Charlie Sheen Effect

The research team collected and analyzed data on weekly sales of OraQuick, the only available rapid in-home HIV test in the U.S., to determine whether Internet searches, based primarily on Google Trends data on specific terms such as “HIV”, “testing”, “test” or “tests”, could be associated with any small increase in HIV testing.

“Our strategy allowed us to provide a real-world estimation of the ‘Charlie Sheen effect’ on HIV prevention and contrast that effect with our past formative assessment using Internet searches,” said research associate in the SDSU-UCSD join doctoral program in public health and coauthor of the study Eric Leas.

The findings revealed the week of Sheen’s public disclosure comes at a time when OraQuick sales nearly doubled, reaching an unparalleled high.
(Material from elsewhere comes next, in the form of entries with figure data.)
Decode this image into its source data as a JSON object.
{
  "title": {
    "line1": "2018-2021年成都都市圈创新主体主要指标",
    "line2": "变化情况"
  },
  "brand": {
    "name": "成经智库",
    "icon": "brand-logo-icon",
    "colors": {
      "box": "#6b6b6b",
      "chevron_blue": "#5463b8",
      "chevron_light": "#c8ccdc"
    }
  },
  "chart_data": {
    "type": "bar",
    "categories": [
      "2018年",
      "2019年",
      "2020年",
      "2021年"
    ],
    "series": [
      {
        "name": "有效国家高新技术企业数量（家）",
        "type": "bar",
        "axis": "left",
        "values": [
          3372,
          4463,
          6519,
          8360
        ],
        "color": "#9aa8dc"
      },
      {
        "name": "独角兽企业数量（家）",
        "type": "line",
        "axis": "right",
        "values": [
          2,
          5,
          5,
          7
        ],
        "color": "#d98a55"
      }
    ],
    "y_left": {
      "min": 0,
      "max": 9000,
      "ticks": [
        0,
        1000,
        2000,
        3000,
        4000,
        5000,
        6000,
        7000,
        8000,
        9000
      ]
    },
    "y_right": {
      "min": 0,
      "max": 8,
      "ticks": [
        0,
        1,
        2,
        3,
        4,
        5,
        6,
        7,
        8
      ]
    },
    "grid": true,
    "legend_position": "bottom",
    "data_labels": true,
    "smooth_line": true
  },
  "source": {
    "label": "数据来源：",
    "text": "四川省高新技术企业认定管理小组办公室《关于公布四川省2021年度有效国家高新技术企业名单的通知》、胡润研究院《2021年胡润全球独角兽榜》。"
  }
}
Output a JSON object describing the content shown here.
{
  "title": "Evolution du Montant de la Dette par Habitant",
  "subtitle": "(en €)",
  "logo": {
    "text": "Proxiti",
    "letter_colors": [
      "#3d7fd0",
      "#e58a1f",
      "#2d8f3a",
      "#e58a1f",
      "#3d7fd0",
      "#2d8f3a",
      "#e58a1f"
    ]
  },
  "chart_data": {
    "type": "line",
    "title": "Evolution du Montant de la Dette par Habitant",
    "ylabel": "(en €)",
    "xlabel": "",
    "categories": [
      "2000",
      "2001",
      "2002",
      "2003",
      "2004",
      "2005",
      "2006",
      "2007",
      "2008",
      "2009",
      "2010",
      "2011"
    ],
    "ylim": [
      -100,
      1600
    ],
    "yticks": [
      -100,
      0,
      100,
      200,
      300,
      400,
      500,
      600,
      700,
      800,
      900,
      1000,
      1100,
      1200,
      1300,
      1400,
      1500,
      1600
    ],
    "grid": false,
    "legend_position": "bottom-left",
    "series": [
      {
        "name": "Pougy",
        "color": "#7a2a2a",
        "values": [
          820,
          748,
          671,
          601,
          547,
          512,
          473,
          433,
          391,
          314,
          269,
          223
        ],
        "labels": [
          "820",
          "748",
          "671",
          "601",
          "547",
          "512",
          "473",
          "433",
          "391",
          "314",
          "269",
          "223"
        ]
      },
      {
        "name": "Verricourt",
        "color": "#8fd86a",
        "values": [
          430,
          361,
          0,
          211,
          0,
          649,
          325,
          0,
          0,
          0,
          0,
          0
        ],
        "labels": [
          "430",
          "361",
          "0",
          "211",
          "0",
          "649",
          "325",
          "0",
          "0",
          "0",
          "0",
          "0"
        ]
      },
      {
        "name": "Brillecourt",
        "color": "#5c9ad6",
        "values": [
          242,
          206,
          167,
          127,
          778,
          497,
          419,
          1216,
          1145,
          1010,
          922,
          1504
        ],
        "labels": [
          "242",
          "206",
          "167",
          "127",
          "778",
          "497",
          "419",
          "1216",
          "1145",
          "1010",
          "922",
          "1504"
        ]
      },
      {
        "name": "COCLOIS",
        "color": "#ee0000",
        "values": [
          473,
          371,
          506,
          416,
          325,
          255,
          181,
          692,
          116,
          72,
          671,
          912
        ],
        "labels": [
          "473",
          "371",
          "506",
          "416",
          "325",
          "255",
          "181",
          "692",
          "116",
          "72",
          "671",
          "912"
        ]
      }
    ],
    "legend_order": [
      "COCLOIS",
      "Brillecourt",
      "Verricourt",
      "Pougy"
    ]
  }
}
For the following three weeks, sales stayed considerably higher, with a total of 8,225 more sales that what was expected.

OraQuick sales were almost eight times greater around the time of Sheen’s disclosure, compared to the sales around World Aids Day, an event dedicated to raising awareness of the AIDS epidemic.

The researchers noted that the findings support the past studies of Google Trend search data. Utilizing Internet queries alone, the researchers were able to forecast HIV test kit sales within seven percent margin of error for any given weeks.

A Johns Hopkins University computer scientists and coauthor of the study, Mark Dredze, added “public health must ready itself for the next Sheen-like event by embracing big media data for decision making.”

The study was published in the journal Prevention Science.